Du conclave de Rome, il ne retient que la Parole bienveillante du Pape François adressé aux laïques de la communauté Sant'Egidio, apportant son soutien « à la population, aux évêques et à tous ceux qui se prodiguent pour le bien des personnes et pour la cohabitation pacifique ». Et d'ajouter, « œuvrer pour la paix ne donne pas de résultats rapides, mais c'est l’œuvre d'artisans patients, qui recherchent ce qui unit et mettent de côté ce qui divise ».

 

A Rome, personne n'a semble-t-il pensé à ces pauvres hères. Ils ont tout perdu, maison, bétail, champs, femmes ou enfants, mais ils ne seront pas indemnisés, sauf à se satisfaire de la justice traditionnelle ! Quant à se voir rendre justice, le substitut du Procureur général de la Cour pénale spéciale est clair : les victimes doivent produire des dossiers bien documentés pour que leur plainte soit recevable.

Il nous semblait que c'est la mission du Procureur général de la CPS d'ouvrir une information judiciaire contre X, pour crimes de guerre, crimes contre l'humanité ou tentatives, et d'instruire les forces de police et de gendarmerie d'enquêter pour réunir les preuves, recueillir les témoignages, recenser les victimes possibles, et désigner les éventuels coupables pour que justice soit rendue !

 

Ils ont été volés, violés et leurs parents massacrés, mais ils n'assisteront jamais au déshonneur de leurs bourreaux.
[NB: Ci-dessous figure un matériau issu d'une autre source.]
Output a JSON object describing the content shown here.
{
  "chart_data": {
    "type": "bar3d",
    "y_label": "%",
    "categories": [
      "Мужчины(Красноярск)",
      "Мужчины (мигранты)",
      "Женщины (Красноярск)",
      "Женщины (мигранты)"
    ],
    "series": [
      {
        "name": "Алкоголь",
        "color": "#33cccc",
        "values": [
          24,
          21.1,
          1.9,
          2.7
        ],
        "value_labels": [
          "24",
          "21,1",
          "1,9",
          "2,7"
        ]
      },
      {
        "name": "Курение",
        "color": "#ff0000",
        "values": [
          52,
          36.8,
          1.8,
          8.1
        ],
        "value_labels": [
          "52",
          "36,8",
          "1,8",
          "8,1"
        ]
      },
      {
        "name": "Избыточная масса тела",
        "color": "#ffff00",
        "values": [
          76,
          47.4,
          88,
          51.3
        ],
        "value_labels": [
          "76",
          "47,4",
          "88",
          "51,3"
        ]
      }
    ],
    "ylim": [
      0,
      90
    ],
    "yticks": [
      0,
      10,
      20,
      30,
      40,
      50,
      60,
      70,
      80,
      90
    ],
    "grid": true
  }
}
Ils sont orphelins, mais leur cri ne sera pas entendu.

 

Il leur faudra simplement espérer, dans douze mois si tout se passe bien, voir les assassins et meurtriers de leurs proches, endimanchés dans leurs costumes bariolés ou leurs gandouras immaculés, demander pardon, en promenant des bedaines rebondis de nouveaux riches.

 

C'est en effet une loi de la nature : les prédateurs ne meurent jamais de faim, même en pleine sécheresse.

 

Paris, le 22 juin 2017

 

Prosper INDO

Économiste

 

(1)   – Vin à base de jus de palme fermenté.
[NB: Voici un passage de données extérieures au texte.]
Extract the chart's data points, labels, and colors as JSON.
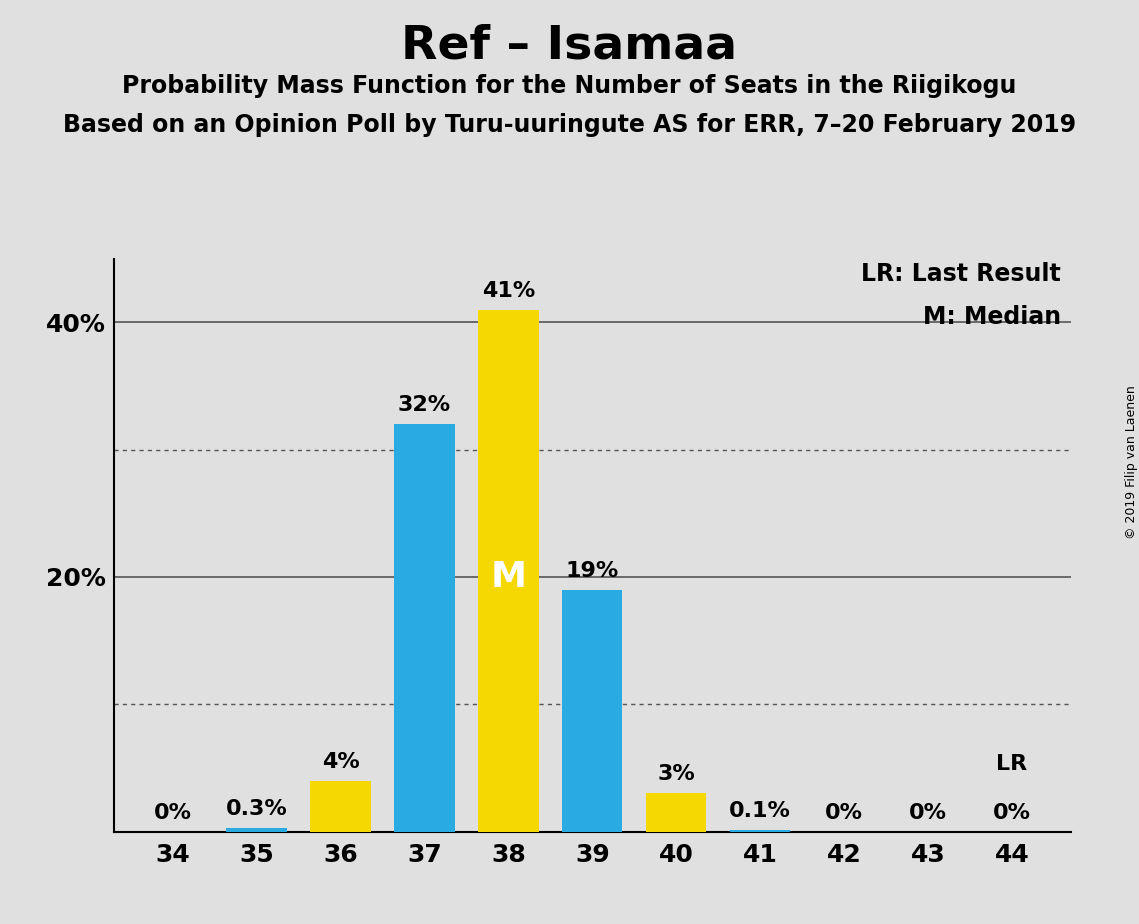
{
  "title": "Ref – Isamaa",
  "subtitle1": "Probability Mass Function for the Number of Seats in the Riigikogu",
  "subtitle2": "Based on an Opinion Poll by Turu-uuringute AS for ERR, 7–20 February 2019",
  "copyright": "© 2019 Filip van Laenen",
  "seats": [
    34,
    35,
    36,
    37,
    38,
    39,
    40,
    41,
    42,
    43,
    44
  ],
  "probabilities": [
    0.0,
    0.3,
    4.0,
    32.0,
    41.0,
    19.0,
    3.0,
    0.1,
    0.0,
    0.0,
    0.0
  ],
  "bar_colors": [
    "#F5D800",
    "#29ABE2",
    "#F5D800",
    "#29ABE2",
    "#F5D800",
    "#29ABE2",
    "#F5D800",
    "#29ABE2",
    "#F5D800",
    "#29ABE2",
    "#F5D800"
  ],
  "label_texts": [
    "0%",
    "0.3%",
    "4%",
    "32%",
    "41%",
    "19%",
    "3%",
    "0.1%",
    "0%",
    "0%",
    "0%"
  ],
  "median_seat": 38,
  "lr_seat": 44,
  "lr_label": "LR",
  "median_label": "M",
  "ylim": [
    0,
    45
  ],
  "ytick_positions": [
    10,
    20,
    30,
    40
  ],
  "ytick_labels": [
    "",
    "20%",
    "",
    "40%"
  ],
  "solid_gridlines": [
    20,
    40
  ],
  "dotted_gridlines": [
    10,
    30
  ],
  "background_color": "#E0E0E0",
  "legend_lr": "LR: Last Result",
  "legend_m": "M: Median",
  "title_fontsize": 34,
  "subtitle_fontsize": 17,
  "label_fontsize": 16,
  "axis_tick_fontsize": 18,
  "legend_fontsize": 17,
  "copyright_fontsize": 9
}
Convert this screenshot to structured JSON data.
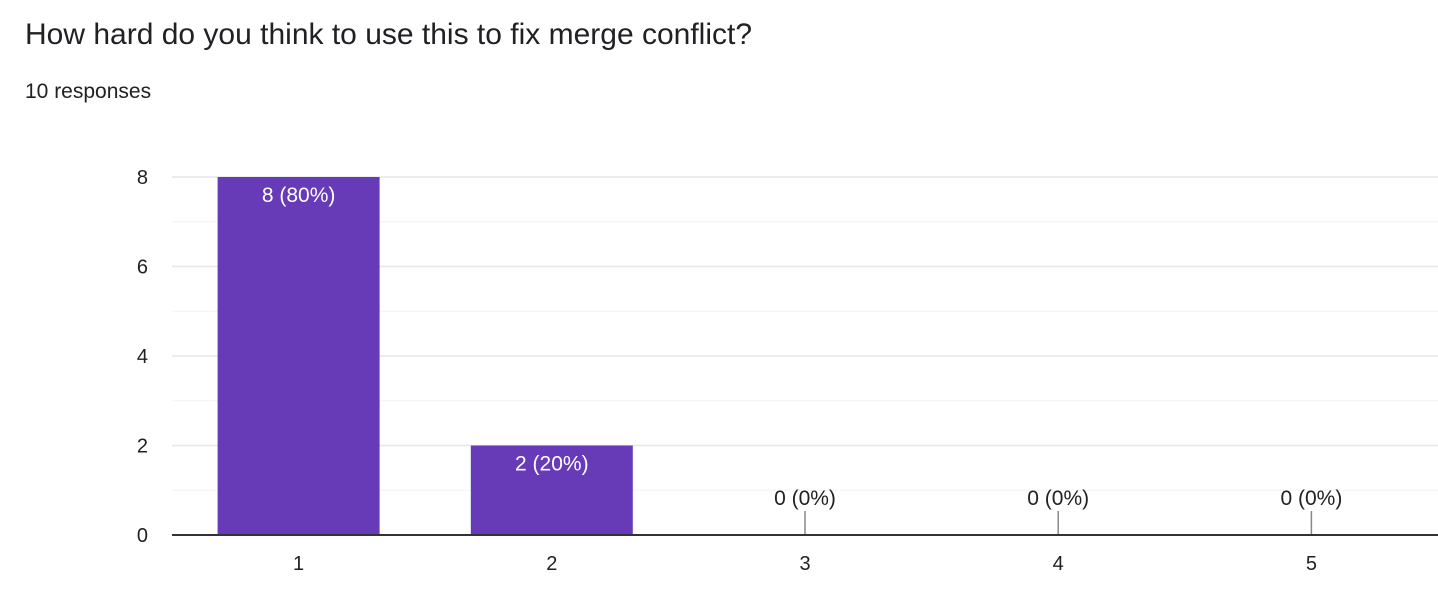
{
  "header": {
    "title": "How hard do you think to use this to fix merge conflict?",
    "responses": "10 responses"
  },
  "colors": {
    "bar": "#673ab7",
    "grid": "#e6e6e6",
    "minor_grid": "#f3f3f3",
    "axis": "#333333",
    "text": "#202124",
    "label_inside": "#ffffff"
  },
  "chart_data": {
    "type": "bar",
    "categories": [
      "1",
      "2",
      "3",
      "4",
      "5"
    ],
    "values": [
      8,
      2,
      0,
      0,
      0
    ],
    "data_labels": [
      "8 (80%)",
      "2 (20%)",
      "0 (0%)",
      "0 (0%)",
      "0 (0%)"
    ],
    "title": "How hard do you think to use this to fix merge conflict?",
    "xlabel": "",
    "ylabel": "",
    "ylim": [
      0,
      8
    ],
    "yticks": [
      0,
      2,
      4,
      6,
      8
    ],
    "grid": true,
    "legend": "none"
  }
}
(2)   - Définition page Wikipédia.

(3)   - Il faut avoir « un gros ventre » pour pratiquer la « double voie », philosophie au fondement du suicide rituel, qui unifie les Lettres et les Arts martiaux, l'art et l'action, l'éthique et l'esthétique. cf. Yukio Mishima, Dojoji et autres nouvelles, Ed. Gallimard, Folio, 2002.

(4)   Ernest J. Gaines : Dites-leur que je suis un homme, Ed. Liana Levi, Paris,1994.